Włączenie elementów związanych z cyberobronnością do dialogów z partnerami o podobnych poglądach
Wysoki Przedstawiciel UE zamierza włączać kwestie dotyczące obrony cyberprzestrzeni do dialogów z istotnymi państwami partnerskimi Unii, takimi jak Stany Zjednoczone. Stworzy to grunt to dalszego wprowadzania tych wątków do różnych form współpracy. Ponadto, Unia deklaruje dalsze wsparcie w zakresie obrony cyberprzestrzeni dla Ukrainy, w tym poprzez wymianę najlepszych praktyk, zwiększanie świadomości informacyjnej oraz rozwój stosownych polityk.
Wsparcie dla państw partnerskich w budowaniu ich potencjału w zakresie obrony cyberprzestrzeni
Ponieważ zagrożenia w cyberprzestrzeni niejednokrotnie mają transgraniczny charakter, to aby zapewnić jej bezpieczeństwo w Unii Europejskiej, konieczne są działania na rzecz zwiększenia odporności na cyberataki także w krajach partnerskich, zwłaszcza tych o niższym poziomie dojrzałości w tym zakresie. Z tego względu, Unia zaangażuje się w procesy budowania potencjału do obrony cyberprzestrzeni państw partnerskich, w tym szczególności państw – kandydatów do Unii. Wsparcie to będzie polegało na m. in. pomocy w budowaniu odpowiednich ram politycznych i legislacyjnych, szkoleniach, doradztwie, mentoringu oraz wyposażaniu sił zbrojnych i sił bezpieczeństwa państw partnerskich. W działania te będzie włączony Europejski Instrument na rzecz Pokoju (European Peace Facility, EPF), który posłuży wspieraniu budowania zdolności obronnych w krajach partnerskich, uzupełniając wysiłki WPBiO w zakresie zarządzania kryzysowego.
Podsumowanie
- ,,Polityka Unii Europejskiej w zakresie obrony cyberprzestrzeni”, jeden z dwóch dokumentów wchodzących w skład ,,Pakietu dla bezpieczeństwa i obrony”, stawia za cel zwiększenie poziomu obronności cyberprzestrzeni UE oraz wzmocnienie współpracy pomiędzy państwami członkowskimi, instytucjami unijnymi i krajowymi, organizacjami międzynarodowymi, państwami trzecimi oraz między sektorem wojskowym a cywilnym.
- ,,Polityka…” składa się z czterech filarów: wspólne działania na rzecz silniejszej obrony cyberprzestrzeni UE, zabezpieczenie unijnego ekosystemu obronnego, inwestowanie w zdolności w zakresie obrony cyberprzestrzeni, kooperacja w celu sprostania wspólnym wyzwaniom.

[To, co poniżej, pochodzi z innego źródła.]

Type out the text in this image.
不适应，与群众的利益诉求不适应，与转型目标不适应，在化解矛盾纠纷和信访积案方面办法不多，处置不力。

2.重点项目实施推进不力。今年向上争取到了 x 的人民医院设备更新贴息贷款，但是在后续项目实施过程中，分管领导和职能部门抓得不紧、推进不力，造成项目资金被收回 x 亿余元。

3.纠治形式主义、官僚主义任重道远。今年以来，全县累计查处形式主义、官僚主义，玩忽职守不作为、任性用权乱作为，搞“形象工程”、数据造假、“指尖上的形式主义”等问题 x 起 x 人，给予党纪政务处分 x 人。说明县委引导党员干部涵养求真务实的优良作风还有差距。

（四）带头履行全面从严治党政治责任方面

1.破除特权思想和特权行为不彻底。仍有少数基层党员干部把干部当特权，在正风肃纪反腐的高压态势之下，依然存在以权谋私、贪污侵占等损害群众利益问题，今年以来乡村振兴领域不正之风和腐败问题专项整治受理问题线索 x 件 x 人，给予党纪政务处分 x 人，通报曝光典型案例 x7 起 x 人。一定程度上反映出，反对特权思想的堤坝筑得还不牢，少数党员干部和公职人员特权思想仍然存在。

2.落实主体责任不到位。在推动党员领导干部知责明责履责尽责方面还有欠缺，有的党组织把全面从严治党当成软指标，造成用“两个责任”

- Planowane jest utworzenie m.in. Centrum Koordynacyjnego UE ds. Obrony Cyberprzestrzeni (EUCDCC) oraz sieci operacyjnej dla milCERT-ów – MICNET w celu zwiększenia świadomości sytuacyjnej i współpracy pomiędzy państwami członkowskimi i funkcjonującymi w nich społecznościami obrony cyberprzestrzeni.
- Jednym z kluczowych założeń ,,Polityki…” jest także zwiększanie współpracy pomiędzy podmiotami wojskowymi i cywilnymi – w tym poprzez wykorzystanie Centr operacyjnych ds. bezpieczeństwa (SOCs), wzmacnianie ochrony cywilnej infrastruktury krytycznej czy też harmonizację standardów dla produktów cywilnych i podwójnego zastosowania.
- Unia zamierza kontynuować finansowanie rozwoju programów związanych ze wzmacnianiem poziomu obronności w cyberprzestrzeni i zachęca do tego samego państwa członkowskie. Jednym z działań mających na celu m. in. określenie priorytetów w tym zakresie będzie stworzenie w 2023 r. mapy drogowej dla krytycznych technologii cyfrowych.
- Niezbędne są także dalsze inwestycje w programy szkoleniowe i treningowe, które zapewnią Unii wykwalifikowaną kadrę w dziedzinie obrony cyberprzestrzeni. Z tego powodu, Komisja w 2023 r. planuje uruchomić inicjatywę Akademii Umiejętności Cyfrowych. Rozwijane będą także inne platformy edukacyjne w tym obszarze.
- Unia będzie także wzmacniać współpracę w zakresie obrony cyberprzestrzeni z organizacjami międzynarodowymi, takimi jak NATO oraz państwami trzecimi. W szczególności, będzie ona wspierać budowanie potencjału do skutecznej obrony w państwach partnerskich, w których sytuacja w cyberprzestrzeni może wpływać na poziom bezpieczeństwa w samej Unii.